Prison: A Maundy Meditation
Prison is a lonely place to be. It is a place without hope. No hope of escaping those walls that men have built. Yet over time, one begins to depend on the very same walls he once despised. Believe it or not, this is true. With time walls are transformed into something they once were not, something you once would have never dreamed they could have become. And for those who have been there the longest, life outside those walls becomes a very scary thing.
Isn’t it strange to see two people talking, one from one prison and one from another? Bumping awkwardly into one another they shout from a distance, separated only by the walls that men have built?
A faceless warden controls the guards who lock down prisons. A faithless prisoner puts his trust in deceptive guards. Such officers wear a badge that reads in-Security. They carry pistols of pride and sticks of shame. They stand in towers of twisted truth, on top of walls that men have built.
And here I am. I stand here naked, scared. I am scared because I feel exposed. I feel exposed because I see that you have torn down the walls that men had built. The very walls that I despised I truly became dependent upon. And now I do not know what to do. Yet, you speak to me. You tell me that I am right where I need to be, that you are my wall of protection, that you are my security, that in you, I am to depend.

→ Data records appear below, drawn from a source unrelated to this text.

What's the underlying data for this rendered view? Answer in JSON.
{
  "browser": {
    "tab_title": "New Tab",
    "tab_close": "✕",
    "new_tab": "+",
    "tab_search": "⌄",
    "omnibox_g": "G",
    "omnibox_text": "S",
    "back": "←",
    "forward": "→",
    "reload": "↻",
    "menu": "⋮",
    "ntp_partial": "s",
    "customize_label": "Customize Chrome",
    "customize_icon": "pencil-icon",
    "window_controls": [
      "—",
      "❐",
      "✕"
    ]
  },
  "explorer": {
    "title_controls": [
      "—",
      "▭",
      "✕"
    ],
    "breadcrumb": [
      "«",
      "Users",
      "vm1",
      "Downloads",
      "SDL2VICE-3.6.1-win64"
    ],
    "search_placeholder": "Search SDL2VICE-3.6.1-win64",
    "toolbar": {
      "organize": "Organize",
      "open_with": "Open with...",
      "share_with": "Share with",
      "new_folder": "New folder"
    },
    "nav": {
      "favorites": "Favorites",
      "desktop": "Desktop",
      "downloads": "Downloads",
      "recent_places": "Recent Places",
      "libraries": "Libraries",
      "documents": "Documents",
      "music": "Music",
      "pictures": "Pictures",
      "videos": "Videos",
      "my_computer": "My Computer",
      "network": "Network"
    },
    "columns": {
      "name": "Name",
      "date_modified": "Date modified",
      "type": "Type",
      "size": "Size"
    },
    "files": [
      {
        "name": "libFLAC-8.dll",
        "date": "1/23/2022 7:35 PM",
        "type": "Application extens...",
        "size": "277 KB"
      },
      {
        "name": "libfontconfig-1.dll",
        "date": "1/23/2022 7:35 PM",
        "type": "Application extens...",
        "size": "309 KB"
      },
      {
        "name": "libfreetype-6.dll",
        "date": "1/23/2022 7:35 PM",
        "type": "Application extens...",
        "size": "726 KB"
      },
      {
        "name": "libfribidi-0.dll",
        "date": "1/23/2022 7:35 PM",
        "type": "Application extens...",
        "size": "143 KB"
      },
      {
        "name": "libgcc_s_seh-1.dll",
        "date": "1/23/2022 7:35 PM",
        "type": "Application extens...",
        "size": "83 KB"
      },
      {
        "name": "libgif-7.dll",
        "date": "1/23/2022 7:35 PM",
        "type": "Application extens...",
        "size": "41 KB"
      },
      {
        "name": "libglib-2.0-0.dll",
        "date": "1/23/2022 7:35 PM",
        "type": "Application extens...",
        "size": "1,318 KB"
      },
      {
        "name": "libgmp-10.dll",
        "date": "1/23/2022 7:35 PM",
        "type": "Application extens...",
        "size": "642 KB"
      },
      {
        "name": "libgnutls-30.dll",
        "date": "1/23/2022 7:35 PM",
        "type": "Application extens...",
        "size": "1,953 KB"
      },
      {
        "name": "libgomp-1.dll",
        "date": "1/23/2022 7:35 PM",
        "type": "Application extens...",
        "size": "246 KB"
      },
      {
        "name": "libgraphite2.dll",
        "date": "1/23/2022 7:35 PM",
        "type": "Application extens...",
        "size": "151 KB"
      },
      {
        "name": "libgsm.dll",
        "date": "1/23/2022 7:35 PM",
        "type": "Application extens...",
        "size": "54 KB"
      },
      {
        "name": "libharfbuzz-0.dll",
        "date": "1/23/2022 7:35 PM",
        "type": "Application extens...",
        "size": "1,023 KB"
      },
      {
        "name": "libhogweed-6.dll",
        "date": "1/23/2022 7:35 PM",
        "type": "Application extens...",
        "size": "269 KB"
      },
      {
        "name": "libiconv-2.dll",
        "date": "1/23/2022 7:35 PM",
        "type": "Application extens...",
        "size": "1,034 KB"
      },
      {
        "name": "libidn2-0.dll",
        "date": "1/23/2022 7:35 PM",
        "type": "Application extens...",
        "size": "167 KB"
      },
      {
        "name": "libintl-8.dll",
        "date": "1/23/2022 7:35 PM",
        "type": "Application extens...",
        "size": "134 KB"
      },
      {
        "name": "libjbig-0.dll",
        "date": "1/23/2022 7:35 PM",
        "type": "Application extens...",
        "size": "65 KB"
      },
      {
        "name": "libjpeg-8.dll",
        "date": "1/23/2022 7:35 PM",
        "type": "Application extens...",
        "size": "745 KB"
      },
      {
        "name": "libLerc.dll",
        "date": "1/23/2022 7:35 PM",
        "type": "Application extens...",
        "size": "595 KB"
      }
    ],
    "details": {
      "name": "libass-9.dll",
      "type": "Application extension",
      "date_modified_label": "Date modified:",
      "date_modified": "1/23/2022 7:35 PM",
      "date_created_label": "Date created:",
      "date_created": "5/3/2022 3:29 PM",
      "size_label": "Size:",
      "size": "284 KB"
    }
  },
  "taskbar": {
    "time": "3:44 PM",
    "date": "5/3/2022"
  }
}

You have to stop me often, and show me where I have resumed work on the wall that men had built. But tonight my prayer is that I will turn to you, that I will trust in you, and I will wait on you. For unless you do the work I only labor in vain. But if I wait on you I will one day soar above any wall that man could build. And should I find myself imprisoned once again by thoughts or feelings you whisper to me strongly:
Fear not, those are only walls that men have built.